ARTICLE 34 - MODALITES D’EVALUATION ET DE SUIVI REGULIER DE LA CHARGE DE TRAVAIL AINSI QUE DE LA CONCILIATION VIE PERSONNELLE/VIE PROFESSIONNELLE ET REMUNERATION


Afin de veiller à ce que l’utilisation des forfaits jours soit compatible avec une charge de travail raisonnable garantissant la préservation de la santé physique et mentale des salariés, l’entreprise met en place :

  • Un suivi régulier des jours travaillés et non travaillés déclarés dans le logiciel de suivi des temps mis à disposition de chaque salarié soumis au forfait jours par la coopérative. Ce logiciel doit être renseigné de manière régulière par le salarié. La synthèse de ce suivi sera éditée mensuellement et sera signé par le salarié et son supérieur hiérarchique.
  • Chaque manager et salarié bénéficient d’un accès illimité à ces informations.
  • L’indication par le salarié du non-respect du repos minimal ou du repos hebdomadaire donne lieu à un entretien avec le supérieur hiérarchique, afin d’échanger sur l’organisation, la charge de travail et de trouver des solutions correctrices pérennes. Un compte rendu écrit des mesures prises, signé du salarié et du responsable hiérarchique, est rédigé et transmis aux ressources humaines et à la direction.
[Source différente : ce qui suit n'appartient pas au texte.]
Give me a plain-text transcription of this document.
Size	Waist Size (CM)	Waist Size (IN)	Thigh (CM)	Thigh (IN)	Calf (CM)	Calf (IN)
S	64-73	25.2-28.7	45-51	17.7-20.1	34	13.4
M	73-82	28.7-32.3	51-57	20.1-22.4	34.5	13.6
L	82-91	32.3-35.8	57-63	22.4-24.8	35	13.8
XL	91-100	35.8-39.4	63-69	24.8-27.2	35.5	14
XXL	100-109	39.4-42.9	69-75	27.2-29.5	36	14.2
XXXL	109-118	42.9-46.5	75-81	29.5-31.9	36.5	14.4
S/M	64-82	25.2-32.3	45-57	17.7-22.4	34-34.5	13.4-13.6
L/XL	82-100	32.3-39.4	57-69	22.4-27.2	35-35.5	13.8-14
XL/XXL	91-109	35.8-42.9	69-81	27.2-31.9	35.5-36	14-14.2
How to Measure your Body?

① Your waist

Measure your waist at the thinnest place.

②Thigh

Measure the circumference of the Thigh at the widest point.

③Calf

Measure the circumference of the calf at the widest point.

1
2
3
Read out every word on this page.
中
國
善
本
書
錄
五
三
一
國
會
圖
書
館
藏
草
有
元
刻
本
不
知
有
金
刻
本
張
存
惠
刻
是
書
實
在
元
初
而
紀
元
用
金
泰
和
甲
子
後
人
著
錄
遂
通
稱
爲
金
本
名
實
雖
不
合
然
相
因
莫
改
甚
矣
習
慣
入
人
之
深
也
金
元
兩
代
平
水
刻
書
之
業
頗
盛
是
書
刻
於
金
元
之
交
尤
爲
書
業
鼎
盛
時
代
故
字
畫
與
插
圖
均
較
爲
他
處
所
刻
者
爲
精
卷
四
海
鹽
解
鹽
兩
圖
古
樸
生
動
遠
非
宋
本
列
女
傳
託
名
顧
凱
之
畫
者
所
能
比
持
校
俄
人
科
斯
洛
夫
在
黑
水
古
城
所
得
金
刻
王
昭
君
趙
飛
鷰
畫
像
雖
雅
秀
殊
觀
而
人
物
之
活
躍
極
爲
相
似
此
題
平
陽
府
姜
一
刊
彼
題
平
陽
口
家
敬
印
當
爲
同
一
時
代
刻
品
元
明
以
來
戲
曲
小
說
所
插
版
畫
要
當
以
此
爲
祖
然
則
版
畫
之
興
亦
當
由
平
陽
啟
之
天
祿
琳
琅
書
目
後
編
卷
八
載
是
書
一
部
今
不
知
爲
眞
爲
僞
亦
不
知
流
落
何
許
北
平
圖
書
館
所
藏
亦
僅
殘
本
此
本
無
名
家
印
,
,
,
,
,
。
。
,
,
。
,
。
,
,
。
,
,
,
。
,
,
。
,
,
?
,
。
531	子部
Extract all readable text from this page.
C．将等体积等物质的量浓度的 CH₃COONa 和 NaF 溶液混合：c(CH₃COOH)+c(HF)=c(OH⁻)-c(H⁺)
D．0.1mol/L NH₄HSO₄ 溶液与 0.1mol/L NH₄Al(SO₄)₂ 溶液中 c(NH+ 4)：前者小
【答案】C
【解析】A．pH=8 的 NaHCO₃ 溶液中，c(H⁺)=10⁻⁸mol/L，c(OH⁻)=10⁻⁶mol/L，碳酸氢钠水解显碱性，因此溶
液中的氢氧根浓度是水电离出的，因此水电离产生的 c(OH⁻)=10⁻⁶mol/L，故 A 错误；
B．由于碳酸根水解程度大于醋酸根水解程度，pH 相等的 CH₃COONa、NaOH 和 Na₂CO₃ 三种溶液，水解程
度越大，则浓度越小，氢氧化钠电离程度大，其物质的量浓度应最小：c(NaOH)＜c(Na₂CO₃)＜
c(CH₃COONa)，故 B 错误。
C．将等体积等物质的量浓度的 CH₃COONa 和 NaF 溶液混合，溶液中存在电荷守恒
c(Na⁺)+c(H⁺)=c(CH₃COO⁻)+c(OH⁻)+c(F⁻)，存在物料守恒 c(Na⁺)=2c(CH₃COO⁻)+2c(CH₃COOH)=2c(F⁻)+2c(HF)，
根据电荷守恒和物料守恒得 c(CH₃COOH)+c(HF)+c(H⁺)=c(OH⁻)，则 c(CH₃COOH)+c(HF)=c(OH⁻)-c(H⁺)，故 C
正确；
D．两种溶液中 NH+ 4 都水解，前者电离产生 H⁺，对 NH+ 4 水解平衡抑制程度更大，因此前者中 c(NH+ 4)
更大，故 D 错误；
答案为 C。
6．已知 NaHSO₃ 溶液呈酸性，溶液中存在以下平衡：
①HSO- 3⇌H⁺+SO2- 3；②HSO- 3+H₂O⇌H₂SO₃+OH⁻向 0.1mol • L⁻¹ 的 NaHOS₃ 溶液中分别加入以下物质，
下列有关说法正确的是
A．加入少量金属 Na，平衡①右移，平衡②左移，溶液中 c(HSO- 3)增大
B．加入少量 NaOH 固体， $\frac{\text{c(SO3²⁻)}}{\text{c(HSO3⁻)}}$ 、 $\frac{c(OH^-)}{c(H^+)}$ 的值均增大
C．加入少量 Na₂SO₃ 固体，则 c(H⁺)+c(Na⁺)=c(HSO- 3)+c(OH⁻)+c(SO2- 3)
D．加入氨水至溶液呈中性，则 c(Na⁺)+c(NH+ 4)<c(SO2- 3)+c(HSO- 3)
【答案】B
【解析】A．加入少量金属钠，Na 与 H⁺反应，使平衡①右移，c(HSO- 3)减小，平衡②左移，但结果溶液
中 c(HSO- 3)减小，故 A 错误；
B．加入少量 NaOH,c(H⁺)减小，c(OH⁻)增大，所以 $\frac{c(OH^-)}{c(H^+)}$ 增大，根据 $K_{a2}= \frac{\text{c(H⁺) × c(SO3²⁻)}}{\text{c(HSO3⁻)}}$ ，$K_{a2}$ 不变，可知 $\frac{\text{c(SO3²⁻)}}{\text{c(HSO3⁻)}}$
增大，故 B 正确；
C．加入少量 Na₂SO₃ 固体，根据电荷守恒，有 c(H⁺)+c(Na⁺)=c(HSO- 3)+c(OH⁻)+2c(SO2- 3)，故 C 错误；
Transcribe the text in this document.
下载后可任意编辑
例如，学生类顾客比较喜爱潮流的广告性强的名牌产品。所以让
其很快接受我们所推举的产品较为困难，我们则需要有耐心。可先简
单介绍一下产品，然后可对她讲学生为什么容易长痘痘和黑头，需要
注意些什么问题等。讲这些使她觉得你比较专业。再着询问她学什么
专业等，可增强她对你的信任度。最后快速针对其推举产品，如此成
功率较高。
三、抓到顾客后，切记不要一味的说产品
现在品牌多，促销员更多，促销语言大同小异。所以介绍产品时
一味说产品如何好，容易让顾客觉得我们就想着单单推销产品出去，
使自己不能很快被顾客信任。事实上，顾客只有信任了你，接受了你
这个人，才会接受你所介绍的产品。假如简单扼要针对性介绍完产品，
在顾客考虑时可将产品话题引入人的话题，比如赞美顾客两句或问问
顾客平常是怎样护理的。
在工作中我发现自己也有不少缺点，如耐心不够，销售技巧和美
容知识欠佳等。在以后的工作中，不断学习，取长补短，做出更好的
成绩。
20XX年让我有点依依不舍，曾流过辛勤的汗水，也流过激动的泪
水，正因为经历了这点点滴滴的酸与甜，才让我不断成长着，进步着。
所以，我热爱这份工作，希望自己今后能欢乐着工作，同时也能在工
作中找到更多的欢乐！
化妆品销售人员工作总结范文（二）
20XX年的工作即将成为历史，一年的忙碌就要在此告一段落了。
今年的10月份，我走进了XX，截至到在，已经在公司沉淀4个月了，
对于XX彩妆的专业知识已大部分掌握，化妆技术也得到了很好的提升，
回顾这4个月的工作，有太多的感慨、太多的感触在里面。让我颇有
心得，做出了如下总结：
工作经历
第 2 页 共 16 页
Si pour l’exécution de leur mission, les salariés éprouvent des difficultés à respecter le volume annuel de jours ou constatent des amplitudes journalières ou hebdomadaires trop fréquentes, il leur appartient d’en avertir la direction afin qu’un échange soit organisé pour en analyser conjointement les causes et trouver les solutions adéquates.
En tout état de cause, un récapitulatif annuel est réalisé par les managers.

Au minimum une fois par an, à l’occasion de l’entretien annuel, le manager et l’intéressé font un point sur la charge et l’organisation de travail, ainsi que sur la conciliation vie professionnelle et vie personnelle et la rémunération.


ARTICLE 35 - CONDITIONS DE PRISE EN COMPTE SUR LA REMUNERATION DES ABSENCES ET DEPARTS OU ARRIVEES EN COURS D’ANNEE

Les jours de congés payés, les jours fériés chômés et les jours de repos forfaitaire, ne sont pas considérés comme des jours travaillés pour le décompte annuel du nombre de jours travaillés. Les absences maladie et congés pour évènements de famille ne seront pas récupérées.

Une journée d’absence est valorisée sur la base de 1/21,67 du salaire mensuel du salarié en forfait jour.

En cas d’arrivée ou de départ en cours d’année, le nombre de jours de repos est proratisé.

En cas d'engagement en cours d’exercice annuel, la limite de jours travaillés est proratisée en fonction du nombre de jours calendaires restant à courir jusqu'à la fin de la période de référence diminués des jours de repos hebdomadaires et des jours fériés ne coïncidant pas avec un jour de repos hebdomadaire. Selon sa date d'engagement, le salarié acquiert plus ou moins de congés payés sur la période de référence. La limite de jours travaillés est donc augmentée à due concurrence des congés ne pouvant être pris.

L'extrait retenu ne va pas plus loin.